(citing George Harrison describing Beatle music): “‘It’s true, but it’s still a joke…. It’s serious and it’s not serious.’ This seems to me perhaps the truest and most touching quality of Beatle music….” – Wilfrid Mellers
Wilfrid Mellers was a respected, even revered, musicologist, composer, and professor of music who taught for decades at the University of York. He wrote books analyzing the work of composers ranging from Bach to Percy Grainger as well as studies of jazz, folk music, and blues. His interest in music of all forms led him to write studies of both the Beatles and Bob Dylan. At the time they were published these studies were dismissed by both “serious” academics and rock musicians. In the view of the former group, Mellers was pandering to pop culture zeitgeist. In the view of the latter group, Mellers was an ivory tower dilettante giving arcane and flowery explanations for the inexplicable power of rock to move its audience.
Given that the Beatles and Dylan have now attained historical importance as arguably the most important composers of their time and that Dylan has even been awarded the Nobel Prize, Mellers looks rather less pandering and pompous than prescient these days. His classic study of Beatle music, Twilight of the Gods, is a work of considerable insight into what makes Beatle music significant both as music and as cultural phenomenon.
Mellers’ analysis is not necessarily an easy read for those with no musical background. He discusses the compositions in the specialized language of music theory, and he has a fondness for terms such as “melisma” and “lydian mode.” Here’s a typical passage, this one discussing the title song of Sgt. Pepper’s Lonely Hearts Club Band:
In tonality it is curiously ambiguous: for while it gravitates towards a smiling G major, the introduction wobbles between dominant sevenths of D and F, and when we reach the tune itself and the Band, having been introduced, plays and sings, the rhythms of the tootling arpeggiated tune are tipsily displaced by cross accents (three against two) and the ‘open’ tonality is clouded by blue false relations.

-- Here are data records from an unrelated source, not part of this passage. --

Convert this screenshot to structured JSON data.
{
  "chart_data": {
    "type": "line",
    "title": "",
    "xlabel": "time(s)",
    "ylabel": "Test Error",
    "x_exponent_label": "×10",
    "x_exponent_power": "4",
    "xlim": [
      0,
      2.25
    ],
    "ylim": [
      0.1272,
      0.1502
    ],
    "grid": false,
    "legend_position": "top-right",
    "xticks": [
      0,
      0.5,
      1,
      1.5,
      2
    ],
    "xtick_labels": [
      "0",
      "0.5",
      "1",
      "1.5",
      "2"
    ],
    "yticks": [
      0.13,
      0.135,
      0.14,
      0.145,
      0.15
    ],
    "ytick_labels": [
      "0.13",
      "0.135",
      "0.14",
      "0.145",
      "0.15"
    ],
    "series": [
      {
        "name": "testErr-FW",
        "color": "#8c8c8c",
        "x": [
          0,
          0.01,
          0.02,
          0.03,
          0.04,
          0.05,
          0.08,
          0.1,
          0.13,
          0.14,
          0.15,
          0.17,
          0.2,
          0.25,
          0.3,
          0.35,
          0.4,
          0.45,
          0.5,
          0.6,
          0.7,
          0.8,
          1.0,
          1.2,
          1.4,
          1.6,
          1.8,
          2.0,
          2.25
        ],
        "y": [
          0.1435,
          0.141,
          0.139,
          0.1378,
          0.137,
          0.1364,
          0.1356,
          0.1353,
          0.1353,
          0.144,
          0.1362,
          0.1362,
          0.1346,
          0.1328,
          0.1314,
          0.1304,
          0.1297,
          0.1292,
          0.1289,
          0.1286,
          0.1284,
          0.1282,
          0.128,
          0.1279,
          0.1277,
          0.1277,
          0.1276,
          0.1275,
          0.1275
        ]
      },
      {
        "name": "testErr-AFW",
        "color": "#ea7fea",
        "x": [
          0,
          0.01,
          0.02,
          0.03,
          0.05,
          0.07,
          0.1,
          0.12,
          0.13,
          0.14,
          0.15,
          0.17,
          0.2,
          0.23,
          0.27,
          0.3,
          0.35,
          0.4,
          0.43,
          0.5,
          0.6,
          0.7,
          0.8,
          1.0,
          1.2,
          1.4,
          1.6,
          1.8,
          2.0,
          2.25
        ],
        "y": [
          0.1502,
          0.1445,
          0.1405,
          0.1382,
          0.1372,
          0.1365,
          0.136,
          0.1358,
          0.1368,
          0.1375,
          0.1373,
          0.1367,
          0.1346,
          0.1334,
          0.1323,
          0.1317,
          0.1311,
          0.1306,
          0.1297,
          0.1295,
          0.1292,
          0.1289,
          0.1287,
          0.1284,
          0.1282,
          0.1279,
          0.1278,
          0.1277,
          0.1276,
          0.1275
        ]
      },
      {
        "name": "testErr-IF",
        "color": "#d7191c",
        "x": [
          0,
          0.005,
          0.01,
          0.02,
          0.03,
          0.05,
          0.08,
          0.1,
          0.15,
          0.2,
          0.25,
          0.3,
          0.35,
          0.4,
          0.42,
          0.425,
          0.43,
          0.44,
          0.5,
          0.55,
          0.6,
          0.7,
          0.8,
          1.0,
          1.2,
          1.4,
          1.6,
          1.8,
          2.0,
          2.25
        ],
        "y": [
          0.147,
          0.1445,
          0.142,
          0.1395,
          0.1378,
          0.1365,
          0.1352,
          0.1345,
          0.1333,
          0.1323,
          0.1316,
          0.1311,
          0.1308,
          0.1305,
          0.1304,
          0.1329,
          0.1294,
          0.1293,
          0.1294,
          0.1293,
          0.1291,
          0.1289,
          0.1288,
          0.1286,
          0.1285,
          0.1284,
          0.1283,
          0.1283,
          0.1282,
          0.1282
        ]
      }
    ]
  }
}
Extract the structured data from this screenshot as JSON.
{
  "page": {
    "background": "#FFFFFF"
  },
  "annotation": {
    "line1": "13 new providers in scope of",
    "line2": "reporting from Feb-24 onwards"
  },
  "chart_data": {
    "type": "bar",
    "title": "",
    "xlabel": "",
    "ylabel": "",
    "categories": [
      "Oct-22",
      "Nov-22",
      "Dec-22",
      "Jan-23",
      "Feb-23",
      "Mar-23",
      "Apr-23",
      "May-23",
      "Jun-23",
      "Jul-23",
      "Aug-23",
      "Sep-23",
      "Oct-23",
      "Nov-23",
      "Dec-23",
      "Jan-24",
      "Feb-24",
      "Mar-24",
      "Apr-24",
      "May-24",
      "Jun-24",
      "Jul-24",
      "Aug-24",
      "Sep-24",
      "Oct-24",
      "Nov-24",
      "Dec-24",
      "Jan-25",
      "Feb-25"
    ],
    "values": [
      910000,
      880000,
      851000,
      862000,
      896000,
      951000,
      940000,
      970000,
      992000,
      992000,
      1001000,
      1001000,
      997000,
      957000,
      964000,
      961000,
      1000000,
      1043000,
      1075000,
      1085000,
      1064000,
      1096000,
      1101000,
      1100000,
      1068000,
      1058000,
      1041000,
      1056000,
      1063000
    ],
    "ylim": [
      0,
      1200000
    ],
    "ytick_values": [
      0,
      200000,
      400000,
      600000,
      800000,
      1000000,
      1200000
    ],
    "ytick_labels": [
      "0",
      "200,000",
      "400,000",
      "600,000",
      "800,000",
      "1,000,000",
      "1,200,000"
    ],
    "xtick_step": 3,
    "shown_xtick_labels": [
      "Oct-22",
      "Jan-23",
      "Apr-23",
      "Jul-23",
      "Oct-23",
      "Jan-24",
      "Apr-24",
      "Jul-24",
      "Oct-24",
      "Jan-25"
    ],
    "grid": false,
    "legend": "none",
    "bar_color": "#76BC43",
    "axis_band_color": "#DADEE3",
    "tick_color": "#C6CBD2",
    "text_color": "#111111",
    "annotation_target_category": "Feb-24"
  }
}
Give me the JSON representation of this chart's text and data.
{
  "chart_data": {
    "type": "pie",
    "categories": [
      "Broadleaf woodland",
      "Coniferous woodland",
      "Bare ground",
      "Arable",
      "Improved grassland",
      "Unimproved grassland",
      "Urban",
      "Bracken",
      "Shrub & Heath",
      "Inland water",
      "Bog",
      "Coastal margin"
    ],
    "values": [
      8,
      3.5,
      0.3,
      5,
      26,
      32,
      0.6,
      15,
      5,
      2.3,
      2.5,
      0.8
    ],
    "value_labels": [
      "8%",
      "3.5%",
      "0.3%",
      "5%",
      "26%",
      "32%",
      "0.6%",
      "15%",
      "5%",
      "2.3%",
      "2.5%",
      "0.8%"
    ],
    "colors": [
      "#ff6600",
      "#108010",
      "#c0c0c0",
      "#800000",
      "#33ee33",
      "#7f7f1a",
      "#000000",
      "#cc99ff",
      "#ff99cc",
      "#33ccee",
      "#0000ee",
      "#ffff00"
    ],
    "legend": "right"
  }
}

But what I found myself enjoying most in this re-read of Mellers’ work were his insights into the Beatles’ psyches as composers. His discussion of the thinking fueling the composing of John Paul, and George, provided by his analysis of their early solo compositions, provides some of the best writing in the book. His approach to Paul’s first two solo albums, McCartney and Ram, focuses on McCartney’s technical skills as a musician and his decision to retreat from the complexities of his life into composing as external act meant to amuse and entertain:
Paul… is more impressive in purely, or one should say conventionally, musical skills. His art is lyrical and extrovert, relatively uncontorted even when fierce, and he’s prone to non-personal narrative and balladic songs….. McCartney seems to have made this Arcadia, this ‘mirror image of the real world, where birds sing, and lyrics grow on trees….’ The components of Paul’s songs are lovingly assembled like the parts in a vintage car…. Their excellence is how they are put together; all the pieces fit beautifully.
John’s artistic impulse came from a far different place:
John’s art is introvert and more intense, his verses frequently being concerned with personal experience…. Lennon’s ‘underground’ songs start from words, which stimulate a music both primitive and deeply melancholy. The music… discovers a new and deeper meaning…. The powerful effect of these solo Lennon solo songs is even more than normally misrepresented by any attempt at written notation: this is ‘oral’ music that can be realized only by way of oral techniques.
He then follows this with an insight that makes any McCartney fan wince slightly:
…whereas Paul’s innocently sophisticated musicianship wouldn’t be likely to develop without qualities analogous to John’s experience, John’s experience could and would acquire the musicianship it needed….
And then there’s George, whom Mellers sees as a talent in his own right though of a different quality than Lennon or McCartney:
Harrison [is] a real composer, with an identity very different than Lennon or McCartney…. He hasn’t their priceless gift for the inevitably memorable tune, nor their wit, their unexpectedly mature recognition of ‘others modes of experience that may be possible’; indeed his songs are almost never funny, though they are sometimes blithe. Nonetheless, his feeling for a runic, magical poetry and his exploration of harmonic and tonal mysteries are both personal and poignant; and it would seem that, in his quieter way, he knows what he wants and has in him to do.
About Ringo Mellers offers an analysis that will ring true for even the most casual Beatles fan:
…his contribution to the group had always been his sterling commonness, a gruffness and bluffness that yet made him lovable….
Anyone who knows the Beatles’ group and solo work will readily recognize that, whatever one’s personal preference among them, Mellers understands John, Paul and George as composers and Ringo’s importance to the history of the band . And this sort of insight runs throughout Twilight of the Gods. Mellers’ exploration of the Beatles as a group and as solo artists is rich in insight; anyone who wants to understand both the musicology and the psychology of the Fab Four owes it to himself to read this book.